PORTLAND — The City Council Finance Committee on Thursday will review two bonding plans affecting the future of city schools and infrastructure.
Public comment will not be accepted when the three-member committee discusses the proposed $61 million bond to upgrade and renovate four city elementary schools.
Following review of the plan, forwarded with unanimous School Board support, councilors will get a first look at the $20 million fiscal year 2018 capital improvements plan from City Manager Jon Jennings.
The panel, led by Councilor Nick Mavodones Jr. and including Councilors Pious Ali and Justin Costa, meets at 5:30 p.m. Thursday, Feb. 9, in City Hall Room 209.
Councilors are very familiar with the bond question to improve Longfellow, Lyseth, Presumpscot and Reiche schools. Mavodones and Costa served on the ad hoc committee formed by Mayor Ethan Strimling that reviewed the $70.6 million bond forwarded by School Board members last June.
Ali, a former School Board member who won an at-large council seat in November, has supported the bond, which was reduced to $61 million in December after a proposal from Strimling and School Board member Marnie Morrione.
Mavodones was the sole ad hoc committee member to vote against the $61 million bond.
On Monday, he said his opposition is based largely on timing. He would like to see a $35 million bond to upgrade Lyseth and Presumpscot, while Reiche and Longfellow are placed on the list of construction projects that might be funded by the state Department of Education.
Because he expects the state to decide on which projects to fund next year, and because no new construction would begin by then, Mavodones said the wait-and-see approach makes sense and he would be willing to discuss city bonding if state funding does not become available.

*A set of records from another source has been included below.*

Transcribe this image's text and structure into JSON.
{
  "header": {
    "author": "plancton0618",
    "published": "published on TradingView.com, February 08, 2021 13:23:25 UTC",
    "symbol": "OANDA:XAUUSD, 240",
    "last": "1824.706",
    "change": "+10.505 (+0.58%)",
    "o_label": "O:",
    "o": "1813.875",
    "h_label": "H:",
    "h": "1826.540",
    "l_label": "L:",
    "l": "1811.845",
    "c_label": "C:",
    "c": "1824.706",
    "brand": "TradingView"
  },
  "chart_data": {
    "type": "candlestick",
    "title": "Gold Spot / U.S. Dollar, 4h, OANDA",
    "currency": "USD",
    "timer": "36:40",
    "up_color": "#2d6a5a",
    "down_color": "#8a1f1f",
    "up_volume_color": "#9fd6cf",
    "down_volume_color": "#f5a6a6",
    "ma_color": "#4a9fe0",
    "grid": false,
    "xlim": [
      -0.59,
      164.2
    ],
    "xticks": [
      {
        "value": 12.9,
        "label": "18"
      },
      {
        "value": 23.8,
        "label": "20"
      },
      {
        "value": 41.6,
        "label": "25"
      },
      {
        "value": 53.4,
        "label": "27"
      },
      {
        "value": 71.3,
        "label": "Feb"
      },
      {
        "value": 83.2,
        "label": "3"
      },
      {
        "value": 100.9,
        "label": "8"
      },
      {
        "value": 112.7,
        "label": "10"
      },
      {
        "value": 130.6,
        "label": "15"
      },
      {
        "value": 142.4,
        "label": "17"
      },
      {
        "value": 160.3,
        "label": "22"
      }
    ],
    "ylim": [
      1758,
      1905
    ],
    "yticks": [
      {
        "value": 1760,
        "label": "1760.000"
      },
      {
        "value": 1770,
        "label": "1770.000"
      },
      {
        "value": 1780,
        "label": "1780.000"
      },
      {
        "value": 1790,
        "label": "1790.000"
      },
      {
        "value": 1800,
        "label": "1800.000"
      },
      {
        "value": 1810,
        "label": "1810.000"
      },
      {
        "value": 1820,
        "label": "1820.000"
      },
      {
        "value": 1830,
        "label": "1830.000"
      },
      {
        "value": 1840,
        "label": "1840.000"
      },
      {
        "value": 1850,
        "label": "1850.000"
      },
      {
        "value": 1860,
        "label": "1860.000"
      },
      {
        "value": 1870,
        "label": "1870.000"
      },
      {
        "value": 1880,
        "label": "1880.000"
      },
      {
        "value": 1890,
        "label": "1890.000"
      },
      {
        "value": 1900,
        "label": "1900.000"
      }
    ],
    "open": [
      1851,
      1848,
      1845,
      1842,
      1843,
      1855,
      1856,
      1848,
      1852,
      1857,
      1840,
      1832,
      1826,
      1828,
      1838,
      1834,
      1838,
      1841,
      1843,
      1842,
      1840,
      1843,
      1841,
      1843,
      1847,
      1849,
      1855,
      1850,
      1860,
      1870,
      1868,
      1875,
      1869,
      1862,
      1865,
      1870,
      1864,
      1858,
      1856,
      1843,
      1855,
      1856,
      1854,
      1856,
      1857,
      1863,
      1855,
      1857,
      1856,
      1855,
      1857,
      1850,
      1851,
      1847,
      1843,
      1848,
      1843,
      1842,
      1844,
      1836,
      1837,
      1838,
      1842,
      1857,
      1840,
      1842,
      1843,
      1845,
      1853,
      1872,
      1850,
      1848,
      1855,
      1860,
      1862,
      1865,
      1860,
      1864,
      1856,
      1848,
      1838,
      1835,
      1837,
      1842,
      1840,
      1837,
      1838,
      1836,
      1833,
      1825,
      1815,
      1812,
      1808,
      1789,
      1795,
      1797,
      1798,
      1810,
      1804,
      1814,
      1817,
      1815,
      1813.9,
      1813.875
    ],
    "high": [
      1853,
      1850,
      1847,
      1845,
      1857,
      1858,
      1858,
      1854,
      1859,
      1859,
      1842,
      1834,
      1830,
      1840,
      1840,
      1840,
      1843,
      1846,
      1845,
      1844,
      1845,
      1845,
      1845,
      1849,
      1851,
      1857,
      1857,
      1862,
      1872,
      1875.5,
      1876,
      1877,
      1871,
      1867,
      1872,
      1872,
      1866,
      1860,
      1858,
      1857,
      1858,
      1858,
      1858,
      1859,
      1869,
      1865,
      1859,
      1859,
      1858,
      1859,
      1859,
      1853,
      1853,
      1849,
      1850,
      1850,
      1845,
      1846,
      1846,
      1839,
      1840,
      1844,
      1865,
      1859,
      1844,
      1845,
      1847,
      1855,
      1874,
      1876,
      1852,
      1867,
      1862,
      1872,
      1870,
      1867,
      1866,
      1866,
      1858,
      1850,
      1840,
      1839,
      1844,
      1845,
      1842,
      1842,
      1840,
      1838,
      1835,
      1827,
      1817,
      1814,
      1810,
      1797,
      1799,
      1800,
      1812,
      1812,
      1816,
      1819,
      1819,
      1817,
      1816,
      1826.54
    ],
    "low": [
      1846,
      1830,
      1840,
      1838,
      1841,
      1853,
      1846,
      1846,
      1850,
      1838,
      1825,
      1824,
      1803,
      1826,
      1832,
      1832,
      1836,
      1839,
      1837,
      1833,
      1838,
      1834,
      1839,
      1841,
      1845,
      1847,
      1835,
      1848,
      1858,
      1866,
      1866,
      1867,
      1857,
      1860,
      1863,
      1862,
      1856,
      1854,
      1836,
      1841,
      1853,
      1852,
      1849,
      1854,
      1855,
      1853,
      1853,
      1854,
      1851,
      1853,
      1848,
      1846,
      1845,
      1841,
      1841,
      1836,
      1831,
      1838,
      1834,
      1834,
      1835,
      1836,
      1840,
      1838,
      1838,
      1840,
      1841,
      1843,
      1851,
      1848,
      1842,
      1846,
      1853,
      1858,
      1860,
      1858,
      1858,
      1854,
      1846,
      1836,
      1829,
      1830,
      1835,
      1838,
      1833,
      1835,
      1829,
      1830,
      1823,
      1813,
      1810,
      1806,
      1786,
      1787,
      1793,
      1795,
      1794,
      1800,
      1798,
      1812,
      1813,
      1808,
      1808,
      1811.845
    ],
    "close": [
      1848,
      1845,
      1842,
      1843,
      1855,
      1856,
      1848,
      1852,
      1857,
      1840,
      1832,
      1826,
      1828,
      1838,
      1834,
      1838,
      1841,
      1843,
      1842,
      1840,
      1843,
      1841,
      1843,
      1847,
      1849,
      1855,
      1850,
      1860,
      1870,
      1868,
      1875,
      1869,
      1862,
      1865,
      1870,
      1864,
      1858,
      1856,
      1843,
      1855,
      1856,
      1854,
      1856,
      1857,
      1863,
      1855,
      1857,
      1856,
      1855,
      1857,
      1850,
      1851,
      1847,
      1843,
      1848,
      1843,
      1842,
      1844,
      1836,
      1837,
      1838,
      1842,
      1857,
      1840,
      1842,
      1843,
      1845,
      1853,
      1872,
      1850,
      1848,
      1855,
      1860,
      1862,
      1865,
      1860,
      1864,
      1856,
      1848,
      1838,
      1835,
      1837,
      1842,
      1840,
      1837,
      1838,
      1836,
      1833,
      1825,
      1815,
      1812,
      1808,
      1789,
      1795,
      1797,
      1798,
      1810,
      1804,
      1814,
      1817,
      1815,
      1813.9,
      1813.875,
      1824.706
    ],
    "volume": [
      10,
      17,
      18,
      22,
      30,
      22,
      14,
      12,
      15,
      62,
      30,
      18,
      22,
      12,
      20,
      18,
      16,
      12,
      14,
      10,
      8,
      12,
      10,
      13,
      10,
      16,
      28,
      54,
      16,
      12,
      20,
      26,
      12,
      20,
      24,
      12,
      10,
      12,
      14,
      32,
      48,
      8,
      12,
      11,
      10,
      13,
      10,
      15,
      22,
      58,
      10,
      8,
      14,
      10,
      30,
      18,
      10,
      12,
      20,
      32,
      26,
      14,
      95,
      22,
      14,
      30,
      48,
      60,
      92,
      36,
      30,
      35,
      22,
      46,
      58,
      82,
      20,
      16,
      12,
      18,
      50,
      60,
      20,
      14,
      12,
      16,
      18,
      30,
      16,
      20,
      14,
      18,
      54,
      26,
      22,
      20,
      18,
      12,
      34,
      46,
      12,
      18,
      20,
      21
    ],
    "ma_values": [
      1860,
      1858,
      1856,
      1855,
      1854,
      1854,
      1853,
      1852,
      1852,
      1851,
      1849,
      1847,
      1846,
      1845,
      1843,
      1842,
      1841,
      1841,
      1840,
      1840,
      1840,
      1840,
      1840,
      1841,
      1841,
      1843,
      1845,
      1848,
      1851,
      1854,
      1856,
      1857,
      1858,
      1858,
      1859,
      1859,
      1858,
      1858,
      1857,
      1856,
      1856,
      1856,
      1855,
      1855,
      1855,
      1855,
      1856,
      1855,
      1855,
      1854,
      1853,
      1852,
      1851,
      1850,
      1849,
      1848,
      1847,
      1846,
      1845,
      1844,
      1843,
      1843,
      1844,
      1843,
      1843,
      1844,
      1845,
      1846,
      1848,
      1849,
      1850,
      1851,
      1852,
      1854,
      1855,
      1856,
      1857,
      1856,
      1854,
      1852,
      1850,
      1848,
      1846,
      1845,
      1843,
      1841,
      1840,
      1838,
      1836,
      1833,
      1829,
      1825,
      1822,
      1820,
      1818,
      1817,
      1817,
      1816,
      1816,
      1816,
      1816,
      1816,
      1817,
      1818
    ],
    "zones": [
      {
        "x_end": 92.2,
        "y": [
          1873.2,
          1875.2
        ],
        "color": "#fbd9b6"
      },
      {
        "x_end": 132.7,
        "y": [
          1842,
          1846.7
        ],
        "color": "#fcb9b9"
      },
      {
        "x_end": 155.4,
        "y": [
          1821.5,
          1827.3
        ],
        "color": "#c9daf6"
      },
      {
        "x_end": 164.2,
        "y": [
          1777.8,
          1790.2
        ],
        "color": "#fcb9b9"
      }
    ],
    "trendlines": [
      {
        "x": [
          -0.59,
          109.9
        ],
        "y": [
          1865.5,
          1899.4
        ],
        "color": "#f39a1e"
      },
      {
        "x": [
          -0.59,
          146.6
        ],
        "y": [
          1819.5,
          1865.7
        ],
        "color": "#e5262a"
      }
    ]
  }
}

Costa, who also served on the School Board and has been part of the discussion on renovating schools since it began four years ago, has advocated getting the best value for taxpayers and students, but is ready to move forward after years of study and review.
According to Finance Committee materials, the bond would lead to annual 3 percent increases in property taxes over six years, amounting to a total increase of $148 on a home valued at $225,000.
The reduced bond also eliminates elements such as added second floors at Lyseth and Presumpscot schools, and reduces the size of additions to the gymnasiums. Remaining improvements will make Longfellow School compliant with the Americans With Disabilities Act, add learning space at Reiche, and eliminate the modular classrooms now used outside Lyseth and Presumpscot schools.
A public hearing on the bond has not been scheduled by the committee, but will be held before the bond question is forwarded to the full council. The council will also hold a public hearing before deciding whether to put the bond question on a referendum ballot, an action that requires support from seven councilors.
After several years of capital improvement plans that matched bonding with retiring debt, Jennings will introduce a $17.8 million plan, about $5 million above the $12.8 limit that would not incur a property tax increase.
The spending plan includes $2.6 million for school improvements, and actually totals $20.4 million. The plan will also use $540,000 from the Bayside tax increment finance zone and $2 million in existing fund balances.
“We are so far behind, negligently behind in our need for infrastructure improvements,” Jennings said Monday. He estimated the bonds would add 5 to 7 cents to the $21.10 property tax rate.
Jennings said resolving the backlog of needs for vehicles, repairs and improvements to city sidewalks and traffic signals should be a part of the whole discussion of city needs.
“I support rebuilding the schools,” he said, “But we cannot cripple the city side. This is a common-sense, balanced approach, and I am happy to be criticized for it.”